AoC day 1
The puzzles of day one were easy to solve in the first place, but have more potential to optimize than I thought.
Problem
Find n addends which add up to 2020. Solution of the puzzle is the product of all addends where n=2
in puzzle one and n=3
in puzzle two.
Solution
The idea was to find all unique subsets with n elements, where n=2
in the
algorithm below.
// ex: input array of integers
for i := 0; i < len(ex); i++ {
for j := i + 1; j < len(ex); j++ {
if ex[i]+ex[j] == 2020 {
fmt.Printf("Found %d + %d = 2020\n", ex[i], ex[j])
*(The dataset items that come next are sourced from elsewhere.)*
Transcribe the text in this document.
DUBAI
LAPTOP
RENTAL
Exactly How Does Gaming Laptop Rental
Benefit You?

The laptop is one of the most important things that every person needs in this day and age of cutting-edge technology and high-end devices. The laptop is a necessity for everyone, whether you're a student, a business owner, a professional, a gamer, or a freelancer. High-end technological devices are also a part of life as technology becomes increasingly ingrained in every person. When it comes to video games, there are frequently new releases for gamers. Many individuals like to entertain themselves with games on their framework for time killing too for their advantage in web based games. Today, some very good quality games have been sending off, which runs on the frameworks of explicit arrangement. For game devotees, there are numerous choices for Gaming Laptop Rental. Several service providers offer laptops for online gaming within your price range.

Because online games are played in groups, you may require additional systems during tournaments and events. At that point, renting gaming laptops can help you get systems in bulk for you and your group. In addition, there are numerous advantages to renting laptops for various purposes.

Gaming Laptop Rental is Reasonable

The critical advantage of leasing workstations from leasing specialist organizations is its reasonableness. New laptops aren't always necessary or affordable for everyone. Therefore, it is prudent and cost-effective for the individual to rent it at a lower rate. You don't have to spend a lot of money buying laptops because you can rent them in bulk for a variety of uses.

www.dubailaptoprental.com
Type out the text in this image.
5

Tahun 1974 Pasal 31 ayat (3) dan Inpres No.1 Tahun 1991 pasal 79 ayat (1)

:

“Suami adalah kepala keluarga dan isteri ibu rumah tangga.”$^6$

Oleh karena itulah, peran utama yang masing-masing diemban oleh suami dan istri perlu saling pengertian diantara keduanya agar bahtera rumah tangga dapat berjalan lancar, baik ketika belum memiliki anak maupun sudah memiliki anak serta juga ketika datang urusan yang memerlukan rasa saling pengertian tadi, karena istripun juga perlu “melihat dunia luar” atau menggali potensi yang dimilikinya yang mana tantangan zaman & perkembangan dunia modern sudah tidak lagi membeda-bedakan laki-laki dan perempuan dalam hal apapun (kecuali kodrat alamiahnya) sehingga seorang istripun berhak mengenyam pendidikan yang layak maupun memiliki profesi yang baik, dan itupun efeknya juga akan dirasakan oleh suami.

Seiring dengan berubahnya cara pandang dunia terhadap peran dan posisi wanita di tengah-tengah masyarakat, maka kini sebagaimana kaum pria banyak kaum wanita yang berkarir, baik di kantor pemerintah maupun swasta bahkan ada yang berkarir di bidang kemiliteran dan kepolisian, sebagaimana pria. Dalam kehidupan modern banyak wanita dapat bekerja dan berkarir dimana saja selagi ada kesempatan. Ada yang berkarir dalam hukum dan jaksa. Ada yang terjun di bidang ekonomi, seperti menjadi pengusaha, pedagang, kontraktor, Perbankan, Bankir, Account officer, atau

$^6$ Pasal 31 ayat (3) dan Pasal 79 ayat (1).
fmt.Printf("%d x %d = %d\n", ex[i], ex[j], ex[i] * ex[j])
}
}
}
The count of nested loops is equal to n
which makes each subset accessible in
the innermost loop. To ensure that the subset is unique, each inner loop starts
with the index of the next outer loop plus one. By adding one all subsets are
being skipped which share the same number.
Uniqueness is important to conquer both: Performance and wrong solutions. With unique subsets less than half the sums have to be calculated. Despite that, the puzzle says that all addends have to be different.
Visualization
On n=2
, a simple brute force approach where the indices of all nested loops
start at zero could be visualized with the following table. It shows the sum of
all subsets with two elements made up from the input .
1 | 2 | 3 | 4 | |
---|---|---|---|---|
1 | 2 | 3 | 4 | 5 |
2 | 3 | 4 | 5 | 6 |
3 | 4 | 5 | 6 | 7 |
4 | 5 | 6 | 7 | 8 |
The first observation one can make is the symmetry of the table. This is
caused by the commutation property of addition which basically states that
x+y = y+x
. Good for us, we can get rid of almost one half and reduce the iteration count.
The next observation, is the diagonal. It is only made up of sums where the addends are equal. Better for us, we can get rid of them either.